A ‘Billion Dollar’ Purpose: Illinois Tech Announces $1 Billion Campaign to Fuel Chicago’s Tech Rise

Illinois Institute of Technology announced, on September 27, 2022, a historic $1 billion fundraising campaign to further Illinois Tech’s founding mission to uplift people from all backgrounds with a technology- and professional-oriented education that will help meet the needs of the age.

The campaign, Power the Difference: Our Campaign for Illinois Tech, is focused on making Illinois Tech’s long-term strategic plan a reality by helping the university grow its student body; invest in faculty, facilities, and educational programs; develop and deliver new, world-leading research programs; and serve as the premier technology-focused university in Chicago. The Illinois Tech Board of Trustees approved the $1 billion campaign goal at its annual meeting on September 15, 2022.

The announcement harkens back to the founding of Illinois Tech, in 1890, when Chicago minister Frank Wakeley Gunsaulus delivered what came to be known as the “Million Dollar Sermon” from the pulpit of his South Side church near the site that the university now occupies.  At a time when advanced education was often reserved for society’s elite, Gunsaulus said that with $1 million, he could build a school of higher education where students of all backgrounds could prepare for meaningful roles in a changing industrial society. Philip Danforth Armour Sr., an industrialist and philanthropist, answered Gunsaulus’s call and provided the funds needed to found the university that would become Illinois Tech.

“Amidst the first Industrial Revolution, Gunsaulus saw the needs of his time, understood the potential of his community, and created a vision that brought those two together to meet the future,” announced Michael P. Galvin (LAW ’78), chair of the Illinois Tech Board of Trustees, at a private event introducing the campaign goal, where he and Illinois Tech President Raj Echambadi delivered what has been dubbed Illinois Tech’s “Billion Dollar Sermon.” “Tonight, we are here on the precipice of the Fourth Industrial Revolution—a technology-driven revolution. Never has a world so desperately needed our mission as much as our world needs us today.”
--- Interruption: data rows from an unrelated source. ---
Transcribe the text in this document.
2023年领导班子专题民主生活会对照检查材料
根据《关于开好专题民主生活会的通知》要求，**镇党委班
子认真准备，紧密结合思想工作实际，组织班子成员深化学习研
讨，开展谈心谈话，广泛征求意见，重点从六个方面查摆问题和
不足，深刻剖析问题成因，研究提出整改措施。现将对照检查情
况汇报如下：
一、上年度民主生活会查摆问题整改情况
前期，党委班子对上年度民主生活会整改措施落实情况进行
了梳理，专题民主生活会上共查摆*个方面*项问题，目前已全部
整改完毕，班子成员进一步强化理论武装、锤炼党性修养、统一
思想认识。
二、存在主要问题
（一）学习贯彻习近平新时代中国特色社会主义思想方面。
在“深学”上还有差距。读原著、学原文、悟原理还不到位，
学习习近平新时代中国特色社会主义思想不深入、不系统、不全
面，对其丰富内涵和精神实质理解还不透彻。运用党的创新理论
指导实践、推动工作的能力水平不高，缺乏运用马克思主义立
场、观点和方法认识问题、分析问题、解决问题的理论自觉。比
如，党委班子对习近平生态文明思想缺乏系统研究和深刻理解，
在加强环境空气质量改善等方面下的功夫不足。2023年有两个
Power the Difference campaign funds are already being utilized to help further establish Illinois Tech as one of the “best value” universities in the region and across the nation in terms of elevating its students into the top 20 percent of economic, professional, and entrepreneurial leadership in society. Illinois Tech does so via new and unique learning models, including required computational literacy in every degree, a quarter-century-old collaborative and interdisciplinary curriculum focused on entrepreneurial skills, and hands-on training and mentorship as a core part of its curriculum. The campaign has already raised more than $357 million during its initial leadership phase—more than one-third of the way to a $1 billion campaign goal.

In his first year in office as president of Illinois Tech, Echambadi began the ambitious task of crafting the visionary and comprehensive strategic plan that is already growing Illinois Tech in stature and scale.

“The technological transformation of higher education creates an exciting potential for Illinois Tech’s future growth. We now have an opportunity, rooted in our founding mission, to create a new type of university for the twenty-first century,”  Echambadi said at the event. “There can be no greater investment than to build a unique twenty-first century university whose calling is rooted in harnessing the power of collective difference to advance technology and innovation for all.”

The comprehensive campaign includes The Chicago Difference, a community transformation and scholarship initiative that takes on the income inequality across neighborhoods—especially targeting the underrepresented West and South Side neighborhoods in Chicago that surround the university’s immediate Bronzeville community—by providing a successful career pathway from deeper STEM education and wraparound collegiate support to high-paying job placement right here in Chicago.

Since the Power the Difference campaign began its leadership phase, Illinois Tech has seen the development of cutting-edge spaces to facilitate world-leading research, including the Trimble Technology Lab and the Adrian (EE ’70) and Lorna Nemcek Lab. Earlier this year Illinois Tech received a gift from Keysight Technologies to modernize the Department of Electrical and Computer Engineering’s Walter L. and Virginia B. Cherry Electronics Laboratory and to give students experience using state-of-the-art testing and measurement equipment in their hands-on engineering laboratories and independent design projects. The last two years have also seen the creation of eight endowed chairs such as the Arthur W. Hill Endowed Chair in Sustainability and Michael Paul Galvin Chair in Entrepreneurship and Applied Legal Technology.

Illinois Tech has updated its campus for the future of learning, recently completing a $70 million, three-building housing project incorporating a commitment to environmental sustainability into student learning and living spaces at George J. Kacek HallCunningham Hall, and Carman Hall.

“Illinois Tech is leading the way in empowering students with the skills needed to drive scientific and technological advancement on a global scale,” said Ernie Iseminger, vice president for advancement at Illinois Tech. “Power the Difference is designed to shape the next century of leaders and create the next era of innovation for the world. We are in a world that continues to call for new and different ways of thinking, and Illinois Tech is born to answer that call. It will take everyone to successfully reach our campaign goal, but I am confident that our alumni and university community will continue to rally in support of this inspiring cause.”